Posted by ひで at 2009年01月05日 21:28
今回最大の楽しみが電グルだったのですが、あの自由過ぎるピエール瀧は確かに笑えましたね。
ちなみに"The Words(日本語版)"は、アルバム"Yellow"の収録曲(英語版)を日本語版にして間もなくシングルで出す予定の曲だそうです。

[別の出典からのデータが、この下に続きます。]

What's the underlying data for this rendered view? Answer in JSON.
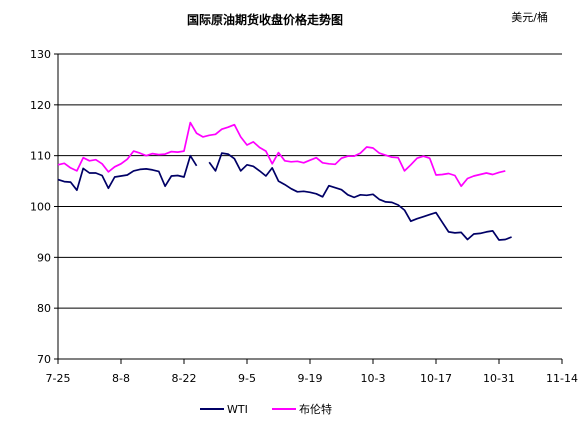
{
  "chart_data": {
    "type": "line",
    "title": "国际原油期货收盘价格走势图",
    "unit_label": "美元/桶",
    "xlabel": "",
    "ylabel": "",
    "ylim": [
      70,
      130
    ],
    "y_ticks": [
      70,
      80,
      90,
      100,
      110,
      120,
      130
    ],
    "grid": true,
    "legend_position": "bottom",
    "x_ticks": [
      {
        "index": 0,
        "label": "7-25"
      },
      {
        "index": 10,
        "label": "8-8"
      },
      {
        "index": 20,
        "label": "8-22"
      },
      {
        "index": 30,
        "label": "9-5"
      },
      {
        "index": 40,
        "label": "9-19"
      },
      {
        "index": 50,
        "label": "10-3"
      },
      {
        "index": 60,
        "label": "10-17"
      },
      {
        "index": 70,
        "label": "10-31"
      },
      {
        "index": 80,
        "label": "11-14"
      }
    ],
    "series": [
      {
        "name": "WTI",
        "color": "#000066",
        "values": [
          105.3,
          104.9,
          104.8,
          103.2,
          107.5,
          106.6,
          106.6,
          106.1,
          103.6,
          105.8,
          106.0,
          106.2,
          107.0,
          107.3,
          107.4,
          107.2,
          106.9,
          104.0,
          106.0,
          106.1,
          105.8,
          110.0,
          108.0,
          null,
          108.7,
          107.0,
          110.5,
          110.3,
          109.4,
          107.0,
          108.2,
          107.9,
          107.0,
          106.0,
          107.6,
          105.0,
          104.3,
          103.5,
          102.9,
          103.0,
          102.8,
          102.5,
          101.9,
          104.1,
          103.7,
          103.3,
          102.3,
          101.8,
          102.3,
          102.2,
          102.4,
          101.4,
          100.9,
          100.8,
          100.3,
          99.3,
          97.1,
          97.6,
          98.0,
          98.4,
          98.8,
          96.9,
          95.0,
          94.8,
          94.9,
          93.5,
          94.6,
          94.7,
          95.0,
          95.2,
          93.4,
          93.5,
          94.0
        ]
      },
      {
        "name": "布伦特",
        "color": "#ff00ff",
        "values": [
          108.2,
          108.5,
          107.6,
          107.0,
          109.6,
          109.0,
          109.2,
          108.4,
          106.8,
          107.8,
          108.4,
          109.3,
          110.9,
          110.5,
          110.0,
          110.4,
          110.2,
          110.3,
          110.8,
          110.7,
          110.9,
          116.5,
          114.4,
          113.7,
          114.0,
          114.2,
          115.2,
          115.6,
          116.1,
          113.7,
          112.1,
          112.7,
          111.6,
          110.9,
          108.4,
          110.6,
          109.0,
          108.8,
          108.9,
          108.6,
          109.1,
          109.6,
          108.6,
          108.4,
          108.3,
          109.5,
          109.9,
          109.9,
          110.5,
          111.7,
          111.5,
          110.5,
          110.1,
          109.7,
          109.6,
          107.0,
          108.2,
          109.5,
          109.9,
          109.5,
          106.2,
          106.3,
          106.5,
          106.1,
          104.0,
          105.5,
          106.0,
          106.3,
          106.6,
          106.3,
          106.7,
          107.0
        ]
      }
    ]
  }
}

奥田民生は私は一通り聴きましたが、ラストの前に個人的に一番好きな「トリッパー」をやってくれたのが良かったです。
Posted by aipo at 2009年01月06日 01:51
>ミツさん
 民生さんはフェスでは大体「さすらい」で締めるのが定番みたいですね。ダイノジはエアギター以上の凄いものを感じました。

>KAZUTOさん
 個人的には青いスーツで昭和漫才するネタが一番好きですw RIJでは「風吹けば恋」のc/wの「推進力」もやってましたよ。チャットモは本当に素晴らしかったです。

>yuuさん
 電グルは結構ついていくのが大変な面もありました(汗)ユニコーンはひたちなかの方に行きそうな気がしますね。昨年の件でRIJとライジングの両方出演するのは厳しくなる見通しですし…。

>ひでさん
 ですよね。

>aipoさん
 ピエールは凄かったですね(汗)一回メジャーな曲ばかりが並ぶ民生さんというのも見たい気がします。